Ce polytechnicien, ancien chef de la division spatiale au sein du CNES de 1996 à 2004, a coordonné de nombreux projets lors des premières années de l'ISS, juste après avoir assisté aux premières loges à la désorbitation de la station Mir, l'ancêtre russe de la station internationale, en 2001.

"L'histoire des vols habités, c'est d'abord la course à l'espace. Les Russes sont partis sur une voie +vols longue durée+, avec des stations. Les Américains sur des +vols courte durée+, avec la Lune. C'était deux voies séparées, et une logique de compétition. Un des points positifs de l'ISS, c'est qu'on a construit un programme de coopération, le seul encore aujourd'hui", souligne-t-il.

- "Cathédrale dédiée à la coopération" -

"L'ISS est une cathédrale dédiée à la coopération humaine et à la collaboration au-delà des frontières, des langues et des cultures", abonde auprès de l'AFP John Horack, ancien directeur de la branche scientifique et des systèmes de mission au sein de la Nasa.

"Depuis plus de 25 ans, nous avons des gens dans l'espace, 24 heures sur 24, 7 jours sur 7, 365 jours par an. Cela prouve que nous pouvons trouver des solutions plutôt que nous battre lorsque nous souhaitons interagir les uns avec les autres", insiste M. Horack, qui occupe la chaire Neil Armstrong de politique aérospatiale au sein de l'Ohio State University.

Mais le temps passe, et le matériel vieillit. À l'été 2024, la Nasa a annoncé qu'elle avait choisi SpaceX d'Elon Musk pour construire un module capable de repousser la Station spatiale internationale vers l'atmosphère terrestre, permettant ainsi de la détruire après sa mise à la retraite en 2030.

"Ce module va ralentir l'ISS, et lui permettre une rentrée précise au-dessus de l'océan Pacifique, loin des terres, des populations et de tout autre danger potentiel. Plusieurs grands engins spatiaux notables, notamment Mir et l'observatoire à rayons gamma, ont été désorbités de cette manière, bien que l'ISS soit beaucoup plus grande que ces deux derniers", explique John Horack.

- Privatisation de l'espace -

Après 2030, la Chine, avec sa station Tiangong, restera la seule nation possédant une telle infrastructure en orbite basse. Les États-Unis misent eux sur des stations spatiales privées, qui pourraient accueillir des astronautes de la Nasa comme d'autres clients.

"Nous entrons dans un ère où les stations spatiales - comme les lanceurs, les satellites - auront une dimension bien plus commerciale", estime John Horack. "Elles seront construites et exploitées par des entreprises privées – souvent des entreprises collaborant à l'échelle mondiale – dont les clients seront les agences spatiales nationales, les programmes spatiaux etc.".

Plusieurs entreprises américaines planchent déjà sur ces projets, dont Axiom Space et Blue Origin. Tout comme des entreprises européennes.
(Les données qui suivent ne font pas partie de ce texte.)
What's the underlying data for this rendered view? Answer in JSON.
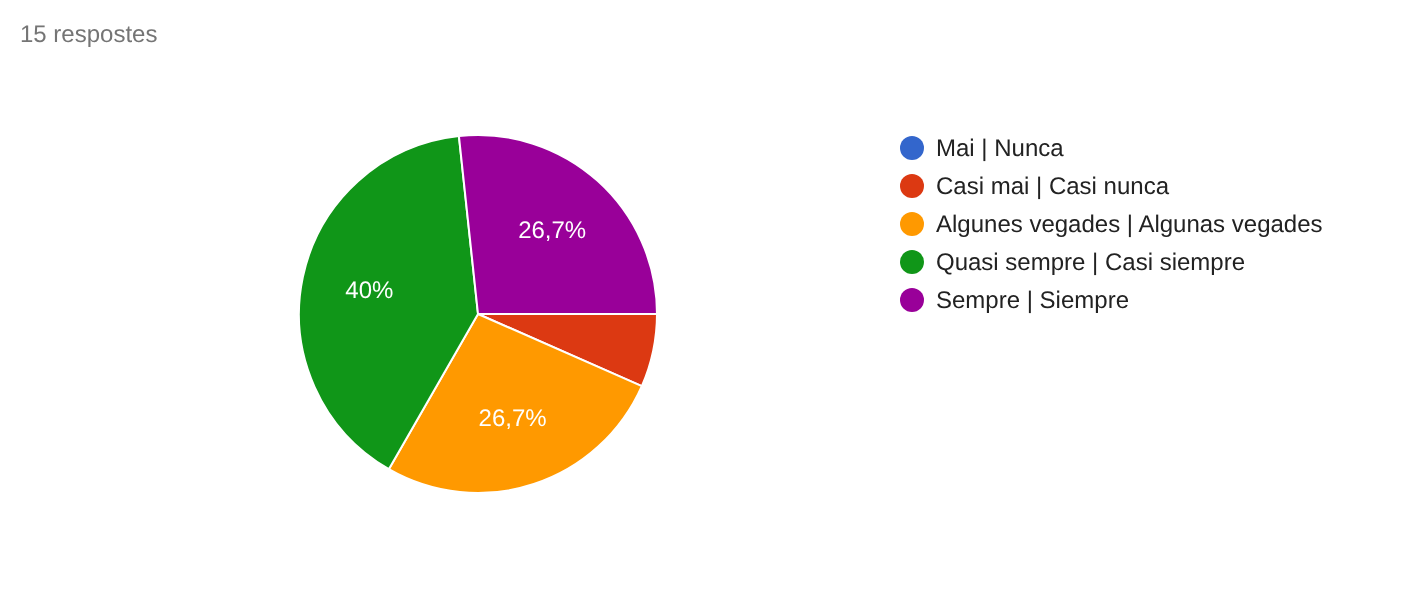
{
  "chart_data": {
    "type": "pie",
    "title": "15 respostes",
    "categories": [
      "Mai | Nunca",
      "Casi mai | Casi nunca",
      "Algunes vegades | Algunas vegades",
      "Quasi sempre | Casi siempre",
      "Sempre | Siempre"
    ],
    "values": [
      0,
      6.6,
      26.7,
      40,
      26.7
    ],
    "colors": [
      "#3366cc",
      "#dc3912",
      "#ff9900",
      "#109618",
      "#990099"
    ],
    "value_labels": [
      null,
      null,
      "26,7%",
      "40%",
      "26,7%"
    ],
    "legend": "right"
  }
}
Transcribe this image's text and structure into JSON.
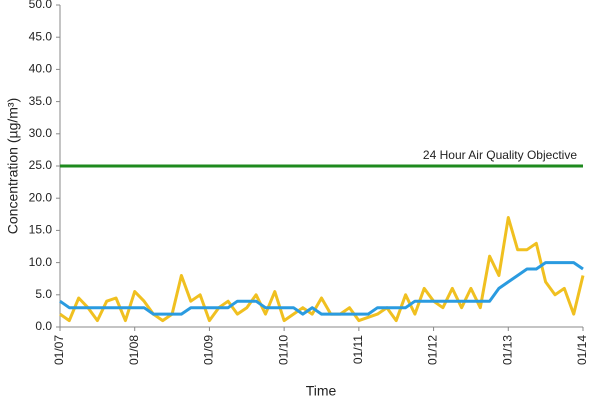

Mais "le business model sera quand même grandement institutionnel parce qu'on sait que des pays ont toujours intérêt à envoyer des astronautes en orbite basse", tempère M. Suchet.

Reste aussi la question de la science et de l'exploration, "un objectif de l'humanité toute entière" pour Lionel Suchet, qui rappelle qu'il existe des traités de non appropriation, d'utilisation du spatial.

"Mais de fait, quand un pays va créer sa base lunaire, il s'appropriera le terrain parce qu'on ne va pas créer une autre base lunaire au même endroit", note M. Suchet.

Pour John Horack, "une ère se termine. Nous devons grandir en tant qu'être humain dans notre capacité à voyager dans l'espace, et dans l'utilisation de l'espace afin d'améliorer la vie sociale, économique, éducative et la qualité de vie de tous, partout dans le monde", conclut-il, citant l'ancien directeur de l'agence spatiale européenne Jean-Jacques Dordain: "Si tu veux aller vite, vas-y seul. Si tu veux aller loin, allons-y ensemble".